Friday, April 22, 2011

The dogs of war


Author Robert Leckie is pictured at work for the Associated Press in Buffalo, N.Y., two years after the end of World War II.

I've spent a lifetime reading books about World War II in the Pacific, trying to understand what my father and my uncle talked about only in guarded terms when I was growing up.

My father was a Navy Seabee during the campaign to wrest the Solomon Islands from the Japanese, and my Uncle Joe was stationed with the Army on Corregidor in the Philippines when the Japanese attacked; he spent the rest of the war as a POW.

I've read fiction and non-fiction alike. There can be much truth in fiction. I couldn't turn the pages fast enough when I first laid hands on Norman Mailer's "The Naked and the Dead," written in 1948. I devoured "Battle Cry" by Leon Uris, written in 1953. Both novelists served in the Pacific and were what Shakespeare called "the dogs of war," meaning they were soldiers.

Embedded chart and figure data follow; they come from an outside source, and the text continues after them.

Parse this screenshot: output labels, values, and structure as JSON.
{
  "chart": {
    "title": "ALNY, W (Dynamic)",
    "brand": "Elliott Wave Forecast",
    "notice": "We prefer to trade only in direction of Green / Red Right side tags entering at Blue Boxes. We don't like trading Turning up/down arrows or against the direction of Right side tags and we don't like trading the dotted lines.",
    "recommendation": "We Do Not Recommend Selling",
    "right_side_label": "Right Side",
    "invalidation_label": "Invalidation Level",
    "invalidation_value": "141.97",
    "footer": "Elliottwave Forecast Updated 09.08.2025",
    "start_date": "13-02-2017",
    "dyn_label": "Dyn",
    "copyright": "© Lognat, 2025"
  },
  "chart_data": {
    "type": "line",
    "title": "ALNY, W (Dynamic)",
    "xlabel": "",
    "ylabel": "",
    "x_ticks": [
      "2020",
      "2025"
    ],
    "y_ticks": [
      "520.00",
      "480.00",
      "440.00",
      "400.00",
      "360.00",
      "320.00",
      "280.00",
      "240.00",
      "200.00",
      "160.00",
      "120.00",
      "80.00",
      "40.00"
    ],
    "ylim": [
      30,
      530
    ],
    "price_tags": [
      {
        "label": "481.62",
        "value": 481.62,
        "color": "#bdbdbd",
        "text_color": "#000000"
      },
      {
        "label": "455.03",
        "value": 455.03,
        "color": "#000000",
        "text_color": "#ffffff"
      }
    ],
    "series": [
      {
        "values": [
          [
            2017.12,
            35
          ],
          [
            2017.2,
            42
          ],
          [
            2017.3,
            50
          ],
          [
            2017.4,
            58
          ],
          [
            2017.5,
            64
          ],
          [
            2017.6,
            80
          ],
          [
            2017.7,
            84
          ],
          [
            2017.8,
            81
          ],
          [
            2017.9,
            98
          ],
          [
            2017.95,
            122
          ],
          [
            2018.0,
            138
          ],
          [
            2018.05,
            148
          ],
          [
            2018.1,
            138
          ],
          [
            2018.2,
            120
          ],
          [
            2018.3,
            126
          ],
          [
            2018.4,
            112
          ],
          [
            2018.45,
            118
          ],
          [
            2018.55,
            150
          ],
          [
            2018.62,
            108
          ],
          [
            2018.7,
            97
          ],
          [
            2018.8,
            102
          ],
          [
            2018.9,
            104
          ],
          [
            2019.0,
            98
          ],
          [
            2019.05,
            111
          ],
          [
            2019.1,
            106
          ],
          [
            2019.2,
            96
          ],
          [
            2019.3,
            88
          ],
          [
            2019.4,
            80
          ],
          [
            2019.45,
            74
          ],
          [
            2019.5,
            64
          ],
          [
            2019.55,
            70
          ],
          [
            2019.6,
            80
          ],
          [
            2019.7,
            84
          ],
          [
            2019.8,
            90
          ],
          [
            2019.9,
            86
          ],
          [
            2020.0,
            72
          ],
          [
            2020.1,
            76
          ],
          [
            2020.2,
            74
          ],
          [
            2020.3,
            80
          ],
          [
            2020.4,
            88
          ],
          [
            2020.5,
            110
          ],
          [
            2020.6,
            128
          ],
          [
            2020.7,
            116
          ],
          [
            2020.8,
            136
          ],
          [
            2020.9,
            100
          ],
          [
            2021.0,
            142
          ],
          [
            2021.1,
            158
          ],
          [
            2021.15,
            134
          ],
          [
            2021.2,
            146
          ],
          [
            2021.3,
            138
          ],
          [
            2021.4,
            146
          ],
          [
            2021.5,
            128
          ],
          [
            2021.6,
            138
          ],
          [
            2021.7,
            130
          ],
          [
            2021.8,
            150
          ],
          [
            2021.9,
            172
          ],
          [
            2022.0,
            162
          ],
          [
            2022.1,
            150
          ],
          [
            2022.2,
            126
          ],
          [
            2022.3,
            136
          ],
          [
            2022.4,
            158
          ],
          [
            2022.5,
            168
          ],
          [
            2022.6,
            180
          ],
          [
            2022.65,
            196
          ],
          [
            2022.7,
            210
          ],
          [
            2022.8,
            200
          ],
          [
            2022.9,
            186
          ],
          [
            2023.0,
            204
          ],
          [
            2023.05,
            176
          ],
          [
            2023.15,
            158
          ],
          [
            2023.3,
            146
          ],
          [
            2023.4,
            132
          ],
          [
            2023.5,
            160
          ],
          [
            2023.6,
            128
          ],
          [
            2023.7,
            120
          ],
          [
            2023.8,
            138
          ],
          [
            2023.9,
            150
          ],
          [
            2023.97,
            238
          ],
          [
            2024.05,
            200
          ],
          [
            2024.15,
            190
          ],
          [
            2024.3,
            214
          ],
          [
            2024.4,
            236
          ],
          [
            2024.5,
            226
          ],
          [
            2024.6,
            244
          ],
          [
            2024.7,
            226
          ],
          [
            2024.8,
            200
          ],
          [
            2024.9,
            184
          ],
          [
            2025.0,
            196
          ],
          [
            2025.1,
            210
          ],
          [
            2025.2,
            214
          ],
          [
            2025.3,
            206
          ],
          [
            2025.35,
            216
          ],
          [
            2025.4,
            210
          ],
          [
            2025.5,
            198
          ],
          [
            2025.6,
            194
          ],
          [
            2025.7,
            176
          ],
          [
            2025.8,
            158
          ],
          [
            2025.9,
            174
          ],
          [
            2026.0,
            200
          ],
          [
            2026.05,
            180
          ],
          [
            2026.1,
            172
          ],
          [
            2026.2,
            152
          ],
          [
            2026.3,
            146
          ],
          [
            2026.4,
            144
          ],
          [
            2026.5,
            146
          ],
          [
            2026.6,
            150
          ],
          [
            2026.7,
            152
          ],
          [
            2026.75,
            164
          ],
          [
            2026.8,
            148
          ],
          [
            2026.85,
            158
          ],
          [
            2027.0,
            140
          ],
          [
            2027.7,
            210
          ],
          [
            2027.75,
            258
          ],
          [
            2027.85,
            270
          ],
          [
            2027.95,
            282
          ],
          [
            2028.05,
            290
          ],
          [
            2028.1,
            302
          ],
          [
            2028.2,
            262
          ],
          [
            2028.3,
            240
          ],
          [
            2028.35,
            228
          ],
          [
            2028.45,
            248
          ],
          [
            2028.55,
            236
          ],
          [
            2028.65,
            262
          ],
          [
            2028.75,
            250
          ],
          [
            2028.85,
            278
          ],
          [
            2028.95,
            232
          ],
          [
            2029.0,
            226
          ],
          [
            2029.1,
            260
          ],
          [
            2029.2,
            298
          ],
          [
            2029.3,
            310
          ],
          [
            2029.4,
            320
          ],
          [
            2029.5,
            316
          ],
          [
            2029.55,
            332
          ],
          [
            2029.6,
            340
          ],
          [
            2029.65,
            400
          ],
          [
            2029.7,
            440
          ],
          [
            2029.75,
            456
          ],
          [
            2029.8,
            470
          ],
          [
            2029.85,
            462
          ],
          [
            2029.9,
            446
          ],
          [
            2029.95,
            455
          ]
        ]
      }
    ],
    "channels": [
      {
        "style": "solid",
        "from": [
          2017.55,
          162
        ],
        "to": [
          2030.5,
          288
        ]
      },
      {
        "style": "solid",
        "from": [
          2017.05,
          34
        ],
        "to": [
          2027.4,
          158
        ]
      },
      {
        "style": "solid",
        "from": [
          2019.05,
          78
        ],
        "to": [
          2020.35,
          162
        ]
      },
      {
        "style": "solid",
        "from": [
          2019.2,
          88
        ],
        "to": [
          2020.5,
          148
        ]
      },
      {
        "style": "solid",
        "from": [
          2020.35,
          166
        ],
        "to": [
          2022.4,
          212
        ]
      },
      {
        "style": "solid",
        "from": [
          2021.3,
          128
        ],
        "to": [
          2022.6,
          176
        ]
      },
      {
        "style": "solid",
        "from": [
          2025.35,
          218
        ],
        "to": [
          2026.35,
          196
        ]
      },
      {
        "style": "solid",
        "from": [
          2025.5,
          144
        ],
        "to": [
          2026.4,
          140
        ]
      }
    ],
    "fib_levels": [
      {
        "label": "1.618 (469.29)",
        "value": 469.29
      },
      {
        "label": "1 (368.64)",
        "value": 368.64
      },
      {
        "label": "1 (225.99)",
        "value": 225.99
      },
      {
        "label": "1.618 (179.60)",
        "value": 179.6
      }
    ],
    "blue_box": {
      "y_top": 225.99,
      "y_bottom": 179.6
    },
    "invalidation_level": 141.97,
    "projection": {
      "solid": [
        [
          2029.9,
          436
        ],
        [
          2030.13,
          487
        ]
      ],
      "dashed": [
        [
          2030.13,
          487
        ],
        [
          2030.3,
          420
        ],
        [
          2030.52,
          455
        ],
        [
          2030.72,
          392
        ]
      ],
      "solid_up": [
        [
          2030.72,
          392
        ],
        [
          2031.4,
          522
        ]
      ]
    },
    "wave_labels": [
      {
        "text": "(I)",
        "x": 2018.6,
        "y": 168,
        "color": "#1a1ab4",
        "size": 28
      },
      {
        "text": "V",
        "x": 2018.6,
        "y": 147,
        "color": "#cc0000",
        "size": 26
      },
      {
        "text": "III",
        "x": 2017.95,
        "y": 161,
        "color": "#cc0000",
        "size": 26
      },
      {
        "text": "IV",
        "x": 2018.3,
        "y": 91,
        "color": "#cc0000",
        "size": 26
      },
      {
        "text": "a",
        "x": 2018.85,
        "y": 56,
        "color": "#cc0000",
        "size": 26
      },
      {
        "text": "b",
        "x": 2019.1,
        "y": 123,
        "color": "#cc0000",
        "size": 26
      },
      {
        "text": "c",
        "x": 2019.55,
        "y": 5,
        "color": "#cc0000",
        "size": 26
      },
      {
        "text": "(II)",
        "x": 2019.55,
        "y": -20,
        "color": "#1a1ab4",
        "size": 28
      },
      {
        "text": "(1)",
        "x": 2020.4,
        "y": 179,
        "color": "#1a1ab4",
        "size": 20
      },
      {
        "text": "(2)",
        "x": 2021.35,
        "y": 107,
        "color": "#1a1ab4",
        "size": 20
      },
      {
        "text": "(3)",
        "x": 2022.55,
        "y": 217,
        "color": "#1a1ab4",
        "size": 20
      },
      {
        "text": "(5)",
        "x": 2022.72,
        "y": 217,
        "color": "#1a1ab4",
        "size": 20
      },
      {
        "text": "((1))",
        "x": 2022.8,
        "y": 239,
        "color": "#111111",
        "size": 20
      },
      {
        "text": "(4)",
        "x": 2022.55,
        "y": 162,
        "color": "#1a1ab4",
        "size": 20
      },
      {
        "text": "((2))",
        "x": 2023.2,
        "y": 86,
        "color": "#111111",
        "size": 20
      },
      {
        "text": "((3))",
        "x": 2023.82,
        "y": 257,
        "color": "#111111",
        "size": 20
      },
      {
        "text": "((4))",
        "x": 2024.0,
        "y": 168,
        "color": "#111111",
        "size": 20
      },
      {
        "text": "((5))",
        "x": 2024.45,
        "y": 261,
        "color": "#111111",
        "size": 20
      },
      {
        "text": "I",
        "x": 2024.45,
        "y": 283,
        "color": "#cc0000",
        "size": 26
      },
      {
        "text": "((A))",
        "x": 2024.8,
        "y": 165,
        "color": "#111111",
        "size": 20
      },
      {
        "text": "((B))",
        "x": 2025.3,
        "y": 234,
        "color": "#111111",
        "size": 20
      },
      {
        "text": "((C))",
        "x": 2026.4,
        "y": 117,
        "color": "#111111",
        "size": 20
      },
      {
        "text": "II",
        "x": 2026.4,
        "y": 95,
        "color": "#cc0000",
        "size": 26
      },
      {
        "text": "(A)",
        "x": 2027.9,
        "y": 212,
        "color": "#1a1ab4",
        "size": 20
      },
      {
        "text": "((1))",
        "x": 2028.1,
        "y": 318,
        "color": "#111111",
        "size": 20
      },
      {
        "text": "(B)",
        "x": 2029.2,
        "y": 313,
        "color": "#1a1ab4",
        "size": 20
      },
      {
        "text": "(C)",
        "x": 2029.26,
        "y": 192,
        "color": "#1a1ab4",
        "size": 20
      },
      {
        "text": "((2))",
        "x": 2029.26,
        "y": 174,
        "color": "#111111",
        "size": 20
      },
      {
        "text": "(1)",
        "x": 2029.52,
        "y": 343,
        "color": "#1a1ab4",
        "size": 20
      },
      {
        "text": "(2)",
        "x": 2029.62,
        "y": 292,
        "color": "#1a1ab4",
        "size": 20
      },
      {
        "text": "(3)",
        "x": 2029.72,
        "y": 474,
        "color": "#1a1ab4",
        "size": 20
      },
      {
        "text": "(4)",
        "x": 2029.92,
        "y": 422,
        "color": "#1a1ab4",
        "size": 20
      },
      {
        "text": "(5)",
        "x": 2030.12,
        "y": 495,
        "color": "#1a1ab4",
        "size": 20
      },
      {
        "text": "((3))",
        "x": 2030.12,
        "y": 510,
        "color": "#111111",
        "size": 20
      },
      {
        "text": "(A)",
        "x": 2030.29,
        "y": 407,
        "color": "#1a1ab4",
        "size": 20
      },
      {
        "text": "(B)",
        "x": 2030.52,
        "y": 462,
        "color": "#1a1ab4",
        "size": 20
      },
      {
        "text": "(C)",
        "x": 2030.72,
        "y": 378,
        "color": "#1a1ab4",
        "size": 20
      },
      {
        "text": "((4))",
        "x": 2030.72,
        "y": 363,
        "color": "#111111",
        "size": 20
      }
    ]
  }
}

On the non-fiction front, I spent a summer about 30 years ago reading books by survivors of Japanese POW camps in an attempt to understand what my Uncle Joe had experienced. I remember sitting under the big maple tree in my back yard on hot, sticky days feeling a chill as I read accounts of the brutality they endured.

Perversely, fiction was more engaging -- probably because the novels were by men who went on to have illustrious careers as authors. To be blunt, they were better writers.

The first-hand, non-fiction accounts were more powerful. Their authors might have had only one book in them, but theirs were tales of unvarnished truth.

Now I have found a book that is a personal account of one Marine's experiences in the Pacific that is as engaging as any World War II novel and as powerful as the best non-fiction.

It's "Helmet for My Pillow: From Parris Island to the Pacific," a 1957 non-fiction account by Robert Leckie. While some might consider the title to be trite, the book is riveting, laced equally with bravery, wit, pathos and humor, and I highly recommend it.

Leckie served in the 1st Marine Division as a machine gunner and intelligence scout during the Battle of Guadalcanal and in later campaigns. "Helmet for My Pillow" and another book, "With the Old Breed: At Peleliu and Okinawa" by Eugene Sledge, were the cornerstones for the scriptwriters of the recent HBO series "The Pacific."

Leckie, who later wrote many more books on military history, was also a sportswriter. (Despite having spent my life as a journalist, I've only written perhaps a handful of sports stories. But I admire good sportswriters and their colorful and insightful way of stringing sentences together to put the reader in the center of the action.)

Consider this from Leckie's description of his part in the desperate, deadly battle for Peleliu at the end of "Helmet for My Pillow":

"I ran with the heat shimmering in waves from the coral, with the sweat oiling my joints and the fear drying my mouth, with the shells exploding behind me, closer, ever closer -- and the air filled with the angry voices of the shrapnel demanding my life. I ran with an image in my mind of the Japanese gunner atop his ridge, bringing each burst carefully closer to my flying rear, chasing me across that baking table in a monstrous game of cat-and-mouse, gleeful at each greater burst of speed called forth by a closer explosion -- and then, tiring of the sport, lifting the gun and dropping one before me."

The war ended moments later for Leckie. A nearby ammunition dump was hit. The shock wave smashed into him with all its force. "I had been shattered. No good, a dry husk. Modern war had had me. A giant lemon squeezer had crushed me dry."

Fifty-four years and too many wars later, the words resonate still. And Leckie's story is as compelling as the snatches of stories I overheard my father and my uncle hinting at -- when they thought the children weren't listening -- in the years after they came home from World War II.